Sentada en el tejado de los sueños esperé,
al arcángel que nunca quiso rescatarme,
mientras el frío paralizaba mi alma,
y el sol secaba todas las lágrimas,
pasaban los años en compañía de la nada.
Por un puñado de besos y caricias vendí mi ego,
quemando la dignidad por un soplo de felicidad,
cedí mi amor a aquel que habita en el fuego,
para fenecer estampada contra el suelo,
portando dentro los huesos rotos perdí la capacidad,
de discernir entre el amor y la enfermedad.
Me arrastro como el gusano con el fin de tejer
allá donde la metamorfosis me haga olvidar,
esperando el momento del deseado nacimiento,
donde surgirá la mariposa dispuesta a volar,
aquella que antaño fui y no supiste cuidar.

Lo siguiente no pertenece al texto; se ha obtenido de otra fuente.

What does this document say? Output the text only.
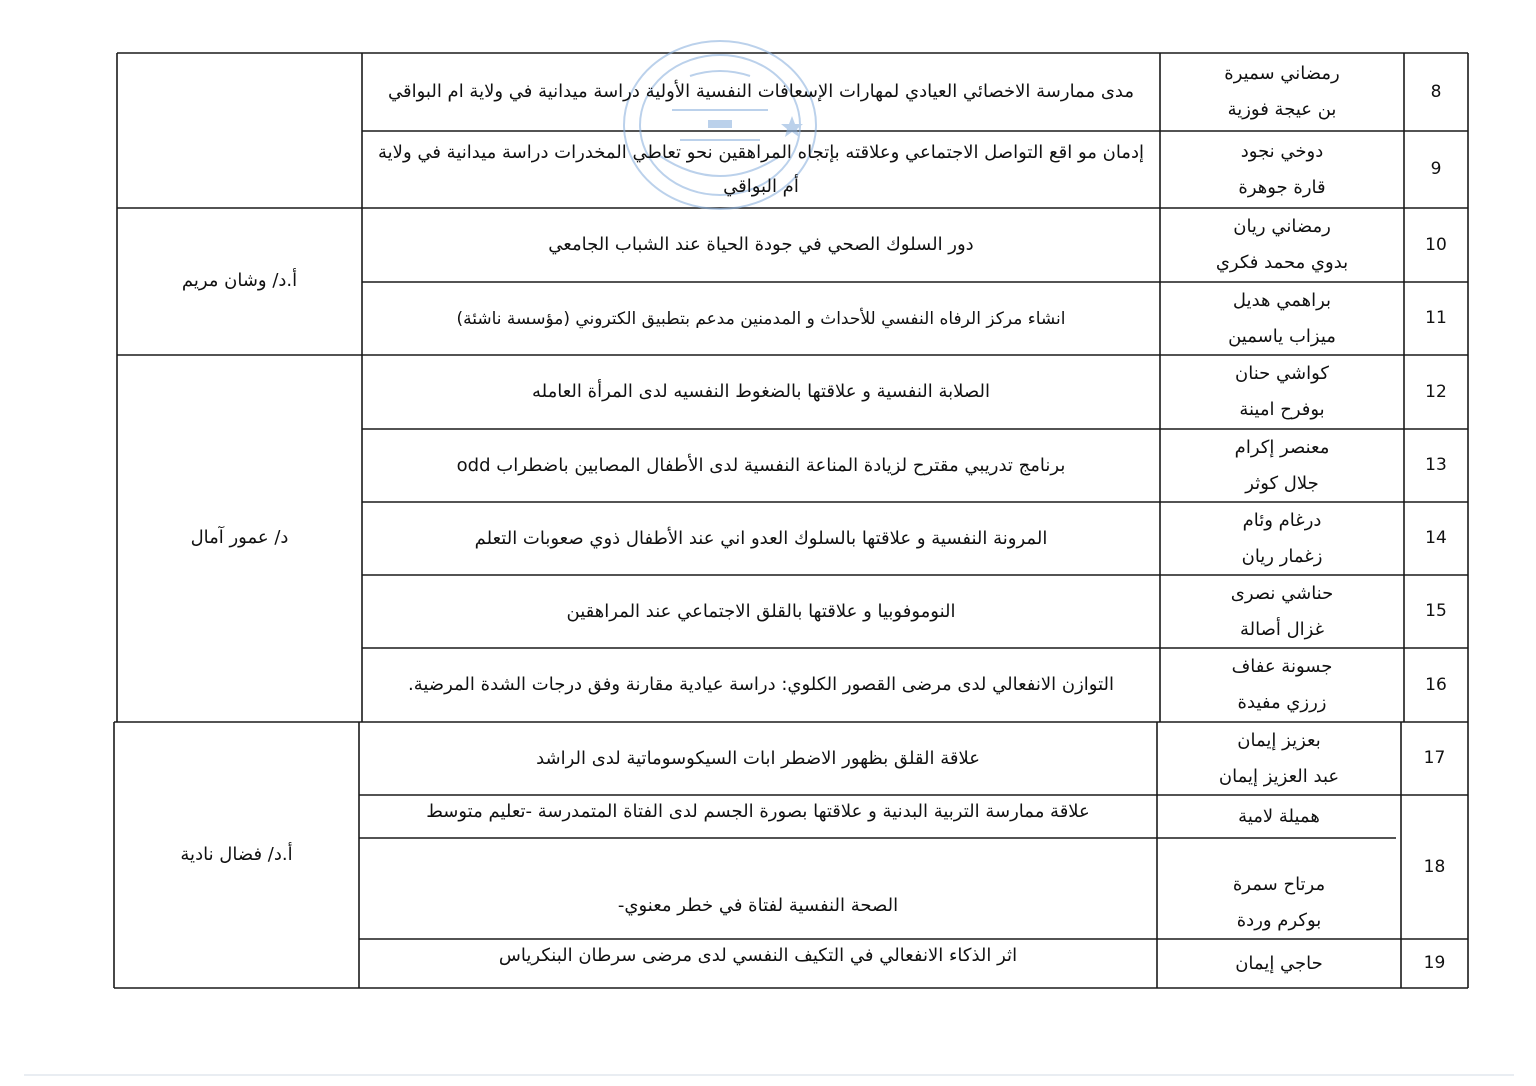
8
رمضاني سميرة
بن عيجة فوزية
مدى ممارسة الاخصائي العيادي لمهارات الإسعافات النفسية الأولية دراسة ميدانية في ولاية ام البواقي
9
دوخي نجود
قارة جوهرة
إدمان مو اقع التواصل الاجتماعي وعلاقته بإتجاه المراهقين نحو تعاطي المخدرات دراسة ميدانية في ولاية أم البواقي
10
رمضاني ريان
بدوي محمد فكري
دور السلوك الصحي في جودة الحياة عند الشباب الجامعي
11
براهمي هديل
ميزاب ياسمين
انشاء مركز الرفاه النفسي للأحداث و المدمنين مدعم بتطبيق الكتروني (مؤسسة ناشئة)
12
كواشي حنان
بوفرح امينة
الصلابة النفسية و علاقتها بالضغوط النفسيه لدى المرأة العامله
13
معنصر إكرام
جلال كوثر
برنامج تدريبي مقترح لزيادة المناعة النفسية لدى الأطفال المصابين باضطراب odd
14
درغام وئام
زغمار ريان
المرونة النفسية و علاقتها بالسلوك العدو اني عند الأطفال ذوي صعوبات التعلم
15
حناشي نصرى
غزال أصالة
النوموفوبيا و علاقتها بالقلق الاجتماعي عند المراهقين
16
جسونة عفاف
زرزي مفيدة
التوازن الانفعالي لدى مرضى القصور الكلوي: دراسة عيادية مقارنة وفق درجات الشدة المرضية.
17
بعزيز إيمان
عبد العزيز إيمان
علاقة القلق بظهور الاضطر ابات السيكوسوماتية لدى الراشد
18
هميلة لامية
علاقة ممارسة التربية البدنية و علاقتها بصورة الجسم لدى الفتاة المتمدرسة -تعليم متوسط
مرتاح سمرة
بوكرم وردة
الصحة النفسية لفتاة في خطر معنوي-
19
حاجي إيمان
اثر الذكاء الانفعالي في التكيف النفسي لدى مرضى سرطان البنكرياس
أ.د/ وشان مريم
د/ عمور آمال
أ.د/ فضال نادية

Un ermitaño cruzaba su mirada en mi destino
sembrándolo de paz, tendiendo sin saber su mano
cuando mi mente se volvía a tambalear,
mostrándome el valor de lo que nunca quise olvidar,
aquello que tú ignoras que existe,
algo imprescindible a la hora de amar.
Si buscas donde usualmente te mueves,
entre los que reptan, no me encontrarás,
las alas que nacieron ya no podrás quebrar,
volaré alto allá donde tú jamás podrás mirar,
y las cenizas de mi amor en el viento se perderán.